Housing advocates see temporary fixes like supplemental unemployment benefits and eviction moratoriums ending in the coming months and worry that relief won’t come soon enough.

“It’s sort of a false sense that things aren’t wrong. It gives you sort of an excuse not to act, instead of the urgency that we really needed,” said Elizabeth Glidden, director of strategic initiatives and policy at the Minnesota Housing Partnership.

Comments (7)

  1. Submitted by Kyle Anderson on 06/18/2020 - 03:00 pm.

    I am unsure whether COVID will favor city or suburban living. Right now it seems pointless to live in the heart of the urban metro when there there is no entertainment and it is not safe to go out in big groups. However, if my wife and I moved to the suburbs we might have to buy a second car if we actually have to go back to the office again. I think the best plan for most people is going to be to stay put for a while assuming that they can continue to make house or rent payments.

  2. Submitted by Susan Maricle on 06/19/2020 - 08:05 pm.

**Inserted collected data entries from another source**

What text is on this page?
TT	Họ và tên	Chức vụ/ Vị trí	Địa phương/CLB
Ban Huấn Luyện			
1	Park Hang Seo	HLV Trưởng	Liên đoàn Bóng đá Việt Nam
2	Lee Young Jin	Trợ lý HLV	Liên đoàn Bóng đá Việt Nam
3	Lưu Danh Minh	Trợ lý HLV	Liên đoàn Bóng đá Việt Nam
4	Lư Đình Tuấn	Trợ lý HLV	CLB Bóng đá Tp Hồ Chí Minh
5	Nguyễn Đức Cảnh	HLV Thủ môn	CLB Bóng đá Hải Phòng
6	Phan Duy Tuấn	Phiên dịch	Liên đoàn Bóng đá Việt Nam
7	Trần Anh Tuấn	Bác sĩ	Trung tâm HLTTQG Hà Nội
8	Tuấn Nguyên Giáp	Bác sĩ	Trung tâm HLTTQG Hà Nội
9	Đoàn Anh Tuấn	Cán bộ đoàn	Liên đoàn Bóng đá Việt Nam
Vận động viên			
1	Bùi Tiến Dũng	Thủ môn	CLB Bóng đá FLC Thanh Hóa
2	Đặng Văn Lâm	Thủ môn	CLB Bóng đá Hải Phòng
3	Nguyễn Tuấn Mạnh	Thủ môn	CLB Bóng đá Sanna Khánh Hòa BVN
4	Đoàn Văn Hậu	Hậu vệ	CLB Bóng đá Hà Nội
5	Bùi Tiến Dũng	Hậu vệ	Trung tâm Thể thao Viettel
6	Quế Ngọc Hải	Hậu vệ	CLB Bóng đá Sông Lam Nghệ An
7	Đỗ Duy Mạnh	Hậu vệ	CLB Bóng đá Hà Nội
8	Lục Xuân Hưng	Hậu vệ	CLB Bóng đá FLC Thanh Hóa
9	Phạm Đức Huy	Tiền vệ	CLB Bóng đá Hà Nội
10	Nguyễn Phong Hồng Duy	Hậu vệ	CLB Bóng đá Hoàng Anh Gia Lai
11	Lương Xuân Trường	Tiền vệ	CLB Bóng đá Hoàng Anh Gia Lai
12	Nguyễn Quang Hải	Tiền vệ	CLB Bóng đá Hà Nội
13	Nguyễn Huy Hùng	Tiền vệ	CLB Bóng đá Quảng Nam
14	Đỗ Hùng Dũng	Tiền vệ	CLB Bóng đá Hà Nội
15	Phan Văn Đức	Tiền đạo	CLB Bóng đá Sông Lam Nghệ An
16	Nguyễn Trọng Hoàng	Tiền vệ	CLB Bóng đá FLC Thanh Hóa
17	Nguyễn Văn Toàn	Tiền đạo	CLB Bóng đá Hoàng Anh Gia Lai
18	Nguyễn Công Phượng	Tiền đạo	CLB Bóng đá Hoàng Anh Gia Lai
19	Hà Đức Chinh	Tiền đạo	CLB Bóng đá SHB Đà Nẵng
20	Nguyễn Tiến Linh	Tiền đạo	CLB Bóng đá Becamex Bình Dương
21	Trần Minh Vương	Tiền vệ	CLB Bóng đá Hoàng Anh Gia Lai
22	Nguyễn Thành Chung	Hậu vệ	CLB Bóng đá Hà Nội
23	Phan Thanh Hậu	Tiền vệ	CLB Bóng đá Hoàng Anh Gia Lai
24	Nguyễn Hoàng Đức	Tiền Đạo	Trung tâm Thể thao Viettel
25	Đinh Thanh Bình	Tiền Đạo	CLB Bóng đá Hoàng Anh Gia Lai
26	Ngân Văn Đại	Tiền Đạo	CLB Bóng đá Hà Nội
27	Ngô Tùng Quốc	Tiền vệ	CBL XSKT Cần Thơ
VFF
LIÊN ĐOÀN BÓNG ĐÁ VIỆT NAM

    Rochester has seen a slowdown in rent, apparently. My son just rented a studio apt that had no takers because of COVID. Normally $500 a month, the landlord rented it for $450.

  3. Submitted by Paul Udstrand on 06/20/2020 - 07:55 am.

    For the gazillionth time, if the past decade has proven anything, it’s proven that supply and demand models simply do not describe or predict housing prices. It’s very disappointed to see so much reliance on a defunct model in an article trying to explain the affordable housing crises this late in the game.

    S&D is a very limited principle that only functions a limited number of scenarios, it is NOT the bedrock of economics that so many people cling to, it’s just the most familiar. S&D is simple and familiar, but if really want to understand the housing market and pricing it’s far more complex.

    • Submitted by Pat Terry on 06/22/2020 - 08:55 am.

      For the gazillionth time, of course it is. Arguing that supply and demand doesn’t determine prices is like arguing that gravity doesn’t exist. Its a basic principle needed to understand the pricing of housing or any other commodity. It is quite literally is the bedrock of economics.

      • Submitted by Paul Udstrand on 06/27/2020 - 01:05 pm.

        Pat, one of the problems with neoliblerals is that they conflate natural phenomena with manufactured phenomena. The comparison of supply and demand with gravity is a perfect example.

        Economies are discovered natural entities, they’re crated sociopolitical regimes, and there have many different kinds of economies throughout human history.

        The worship of supply and demand as some kind of natural law is just another form of magical thinking. Economics and economies are far too complex and artificial to be governed by such simplistic assumptions, and in fact S&D rarely predicts prices, it hasn’t predicted housing prices for at least two decades. No matter how much we build (and we’ve added tens of thousands of units) the solution is to just build more… that’s just doubling down on the magic, it’s not serious economic analysis.

  4. Submitted by Julie Stroeve on 06/21/2020 - 04:20 pm.

    are there any corporate-owned apartments that we can follow pricing with? LLCs and smaller investors won’t disclose their financials, but it’s certainly a public-interest matter to follow rent rise trends.